The Economist this week characterizes Africa as aspiring, rising and hopeful. Africa’s
lion economies are on the prowl.
The average decline in infant
mortality in Africa is now faster than what was achieved in China in the early
1980s. In the US State of Mississippi infant mortality declined by 17.5%, from
11.4 deaths to 9.4 deaths per 1,000 in last decade. Over the same period,
Senegal cut infant mortality rate by 38%, from 121 to 72.
Progress in education is heartening. In
Burundi, Uganda, Tanzania and Rwanda, the Gross Enrollment Ratio in secondary
school has increased from less than 10% to nearly 35% between 2000 and 2010. Similarly,
University enrollment among the East African Community member states grew by
98-365% between 1999 and 2005. According to McKinsey Global Institute, Africa
is set to reap the demographic dividend, adding 122 million people to the
workforce between 2010 and 2020. By 2035, Africa’s labour force will top 500
million, surpassing China or India.
According to the 2011 growth estimates by
the International Monetary Fund, seven African countries were among the world’s
10 fastest growing economies, each with annual growth rates greater than 6.5%. Trade
between Africa and the rest of the world has increased by 200% since 2000. The United Nations Conference on Trade and Development (UNCTAD) estimates
that Foreign Direct Investment (FDI) in Africa increased to $46 billion in
2012, up from $15 billion in 2002.
I hate to rain on Africa’s parade. But
I think Africa’s growth could run out of steam if the fundamentals for
sustainable economic growth and social stability are not put in place. Here are
some issues Africa’s politicians and technocrats must grapple with.
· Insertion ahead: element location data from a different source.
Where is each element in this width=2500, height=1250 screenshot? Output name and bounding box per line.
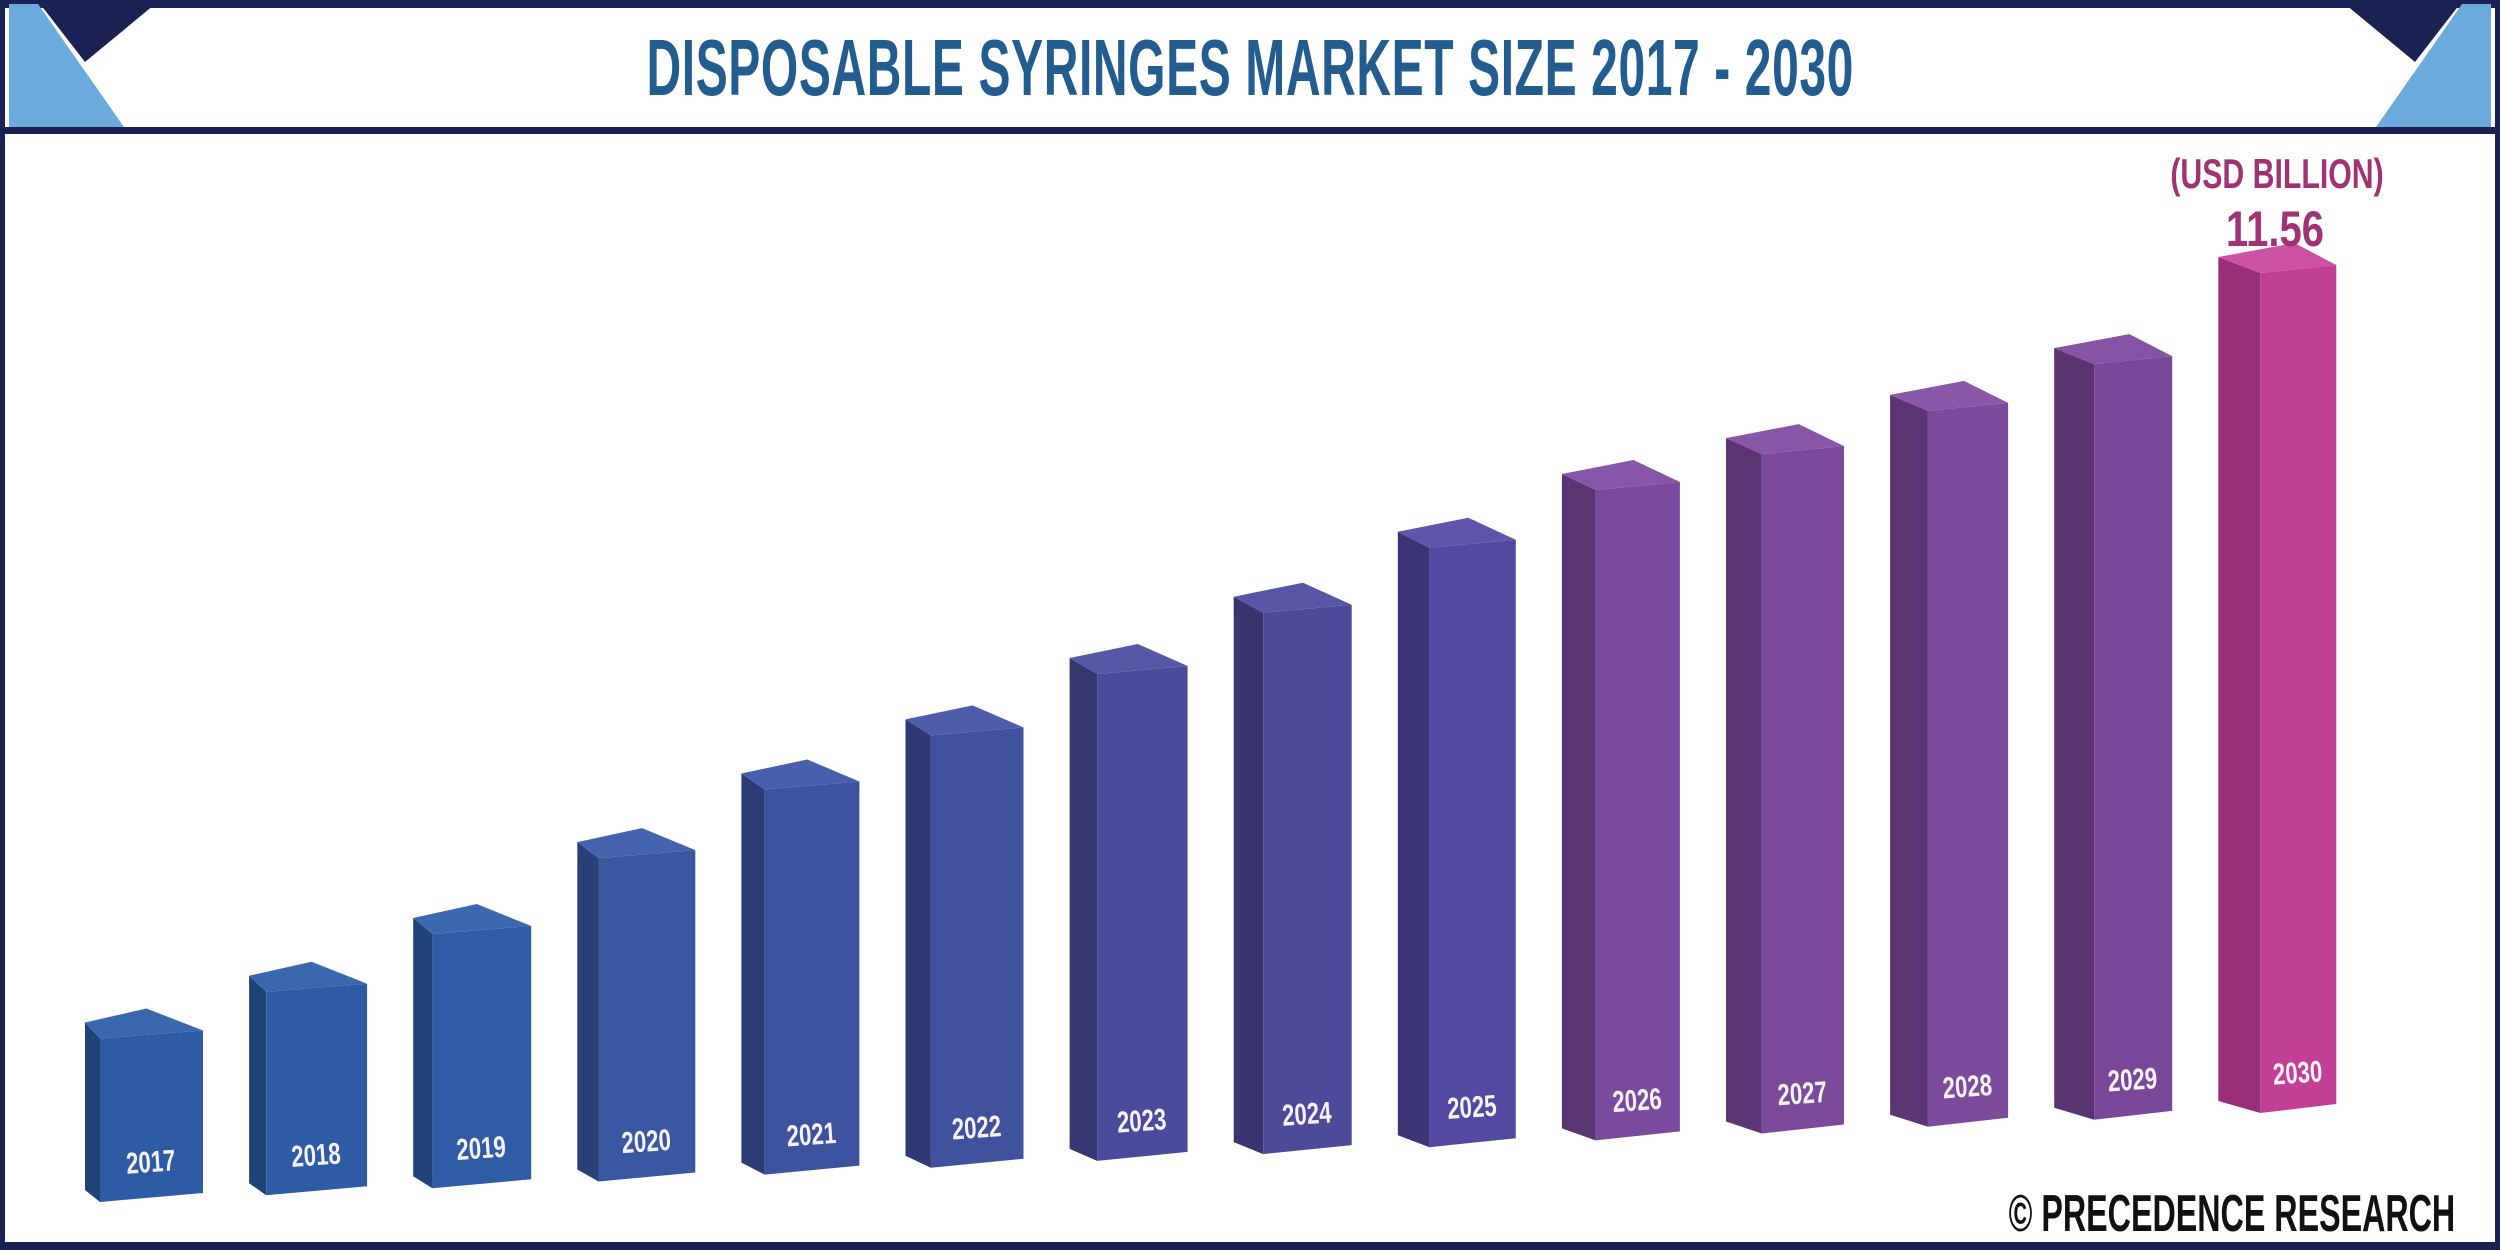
bar-2021-side-face	[741, 773, 765, 1175]
bar-year-label-2029: 2029	[2107, 1061, 2159, 1098]
right-border	[2495, 0, 2500, 1250]
bar-2019-side-face	[413, 918, 433, 1189]
bar-2023-top-face	[1069, 644, 1188, 674]
bar-2020-top-face	[577, 828, 696, 859]
bar-2024-top-face	[1233, 582, 1352, 613]
header-separator-line	[0, 127, 2500, 134]
footer-credit: © PRECEDENCE RESEARCH	[2008, 1185, 2455, 1243]
bar-2026-front-face	[1595, 482, 1680, 1141]
bar-2028-side-face	[1890, 394, 1928, 1127]
bar-2019-top-face	[413, 904, 532, 934]
bar-year-label-2019: 2019	[455, 1129, 507, 1166]
bar-2020-side-face	[577, 842, 599, 1182]
bar-2022-top-face	[905, 705, 1024, 736]
bar-2025-top-face	[1397, 517, 1516, 548]
bar-2029-side-face	[2054, 348, 2095, 1120]
bar-year-label-2025: 2025	[1446, 1088, 1498, 1125]
bar-2021: 2021	[741, 759, 860, 1175]
corner-ribbon-right-blue-icon	[2376, 4, 2491, 127]
bar-year-label-2022: 2022	[951, 1109, 1003, 1146]
bar-2017: 2017	[85, 1008, 203, 1202]
corner-ribbon-left-blue-icon	[9, 4, 124, 127]
left-border	[0, 0, 5, 1250]
bar-2023-front-face	[1097, 666, 1188, 1161]
bar-year-label-2026: 2026	[1611, 1081, 1663, 1118]
bottom-border	[0, 1242, 2500, 1250]
bar-2017-top-face	[85, 1008, 203, 1039]
bar-2024: 2024	[1233, 582, 1352, 1155]
bar-2027: 2027	[1726, 424, 1844, 1134]
bar-year-label-2024: 2024	[1281, 1095, 1333, 1132]
bar-2026-side-face	[1561, 474, 1596, 1141]
bar-2025: 2025	[1397, 517, 1516, 1148]
top-value-label: 11.56	[2226, 201, 2324, 257]
bar-2030-top-face	[2218, 243, 2337, 273]
bar-2022-side-face	[905, 719, 931, 1168]
bar-2029-front-face	[2094, 356, 2173, 1120]
bar-2023: 2023	[1069, 644, 1188, 1161]
corner-ribbon-right-navy-icon	[2340, 0, 2463, 62]
bar-year-label-2028: 2028	[1941, 1068, 1993, 1105]
bar-year-label-2023: 2023	[1116, 1102, 1168, 1139]
unit-label: (USD BILLION)	[2170, 150, 2384, 197]
bar-2019-front-face	[432, 926, 532, 1189]
bar-2024-front-face	[1263, 604, 1352, 1155]
bar-2018-front-face	[266, 983, 368, 1196]
bar-2025-front-face	[1429, 539, 1516, 1148]
bar-year-label-2021: 2021	[786, 1116, 838, 1153]
bar-2026: 2026	[1561, 460, 1680, 1141]
corner-ribbon-left-navy-icon	[37, 0, 160, 62]
bar-2018-side-face	[249, 975, 267, 1196]
bar-2029-top-face	[2054, 334, 2173, 365]
bar-2018: 2018	[249, 961, 368, 1196]
bar-2024-side-face	[1233, 596, 1264, 1155]
bar-2021-top-face	[741, 759, 860, 790]
bar-2017-front-face	[100, 1030, 203, 1202]
bar-year-label-2018: 2018	[290, 1136, 342, 1173]
bar-2020: 2020	[577, 828, 696, 1182]
bar-2028: 2028	[1890, 380, 2009, 1127]
bar-year-label-2030: 2030	[2272, 1054, 2324, 1091]
bar-2028-front-face	[1927, 402, 2009, 1127]
bar-year-label-2020: 2020	[620, 1123, 672, 1160]
bar-2019: 2019	[413, 904, 532, 1189]
bar-2030-front-face	[2260, 265, 2337, 1113]
bar-2029: 2029	[2054, 334, 2173, 1120]
header: DISPOSABLE SYRINGES MARKET SIZE 2017 - 2…	[0, 22, 2500, 114]
bar-2027-top-face	[1726, 424, 1844, 455]
bar-year-label-2027: 2027	[1776, 1075, 1828, 1112]
bar-2030: 2030	[2218, 243, 2337, 1113]
bar-2022: 2022	[905, 705, 1024, 1168]
bar-2023-side-face	[1069, 658, 1098, 1161]
bar-2022-front-face	[930, 727, 1024, 1168]
top-border	[0, 0, 2500, 8]
bar-2027-front-face	[1761, 446, 1844, 1134]
bar-2018-top-face	[249, 961, 368, 992]
bar-2017-side-face	[85, 1022, 100, 1202]
bar-2021-front-face	[764, 781, 860, 1175]
bar-2028-top-face	[1890, 380, 2009, 411]
bar-2027-side-face	[1726, 438, 1762, 1134]
bar-year-label-2017: 2017	[125, 1143, 177, 1180]
bar-2030-side-face	[2218, 257, 2261, 1113]
page-title: DISPOSABLE SYRINGES MARKET SIZE 2017 - 2…	[646, 23, 1854, 112]
bar-2026-top-face	[1561, 460, 1680, 490]
bar-2020-front-face	[598, 850, 696, 1182]
bar-2025-side-face	[1397, 531, 1430, 1148]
About 300 million Africans earn $700
annually and a majority of them are employed
in subsistence agriculture and informal self-employment. Incomes from such
sources are inherently unstable and livelihoods vulnerable. Natural resource
sectors (gas, oil, mining) will contributions significantly to national revenue
but will not create huge numbers of well paying stable jobs by 2035 for 500
million people. Without well stable incomes, 500 million discontented people are
a formidable powder keg for social and political instability.
We can and must learn from other
emerging economies. Experience from Brazil, India and China show that job
creation strategies must remove barriers to growth along industry value chains
and provide infrastructure, financing and human capital for priority sectors to
thrive. With the right policy and business environment incentives, African governments
can spur growth in globally competitive labor-intensive sectors, which can
create thousands of stable jobs.
Holding
elections in countries where democracy is weakly institutionalized have
disastrous social and economic consequences. During
the 1990s, electoral conflicts represented an average of 7.6% of all conflicts,
while in the 2000s that number increased to 10.1%. Kenya tops the league table
of the most violent elections between 1990 and 2010. More than 1,100 people were
killed and 600,000 were displaced. Elections and the economy are tightly
coupled. For instance, following the mayhem of Kenya’s 2007 elections growth
dropped from 7.1% to 1.6% in 2008.
But Africa deserves
credit; today, nearly all of Africa’s 1 billion people now vote in regular
national elections. Regular elections, however flawed are a luxury that 1.5
billion Asians, with all their economic power, cannot afford. What must engage
us is why the simple act of casting a ballot would trigger an evil orgy of
death and plunder.
Weak human capacity is at the core of state incapability
and institutional failure among African countries. Liberia’s civil service
would take hundreds of years to reach the capability of a country like
Singapore and decades to catch up with a moderate capability country like
India. A 2011 audit revealed that less than 10 % of
Kenya’s civil servants have tertiary education. Similarly, in 1998, less than
3% of the national public administration staff of Mozambique had received
higher education. In their essay “Africa’s Growth Tragedy: Policies and Ethnic
Divisions”, William Easterly and Ross Levin suggested that ethnic cronyism in
public service explains a significant part of most of the factors that contribute
to state incapacity and institutional dysfunction that stymie Africa’s
socio-economic and political progress.
Africa’s current growth is built on
quicksand. No amount of plaudits by The Economist can substitute for
Africa’s lack of capability. Africa will persist in an eternal trap of
potential, aspiration and hopefulness as long as her human resources remain week,
undermining the efficacy of public and private institutions.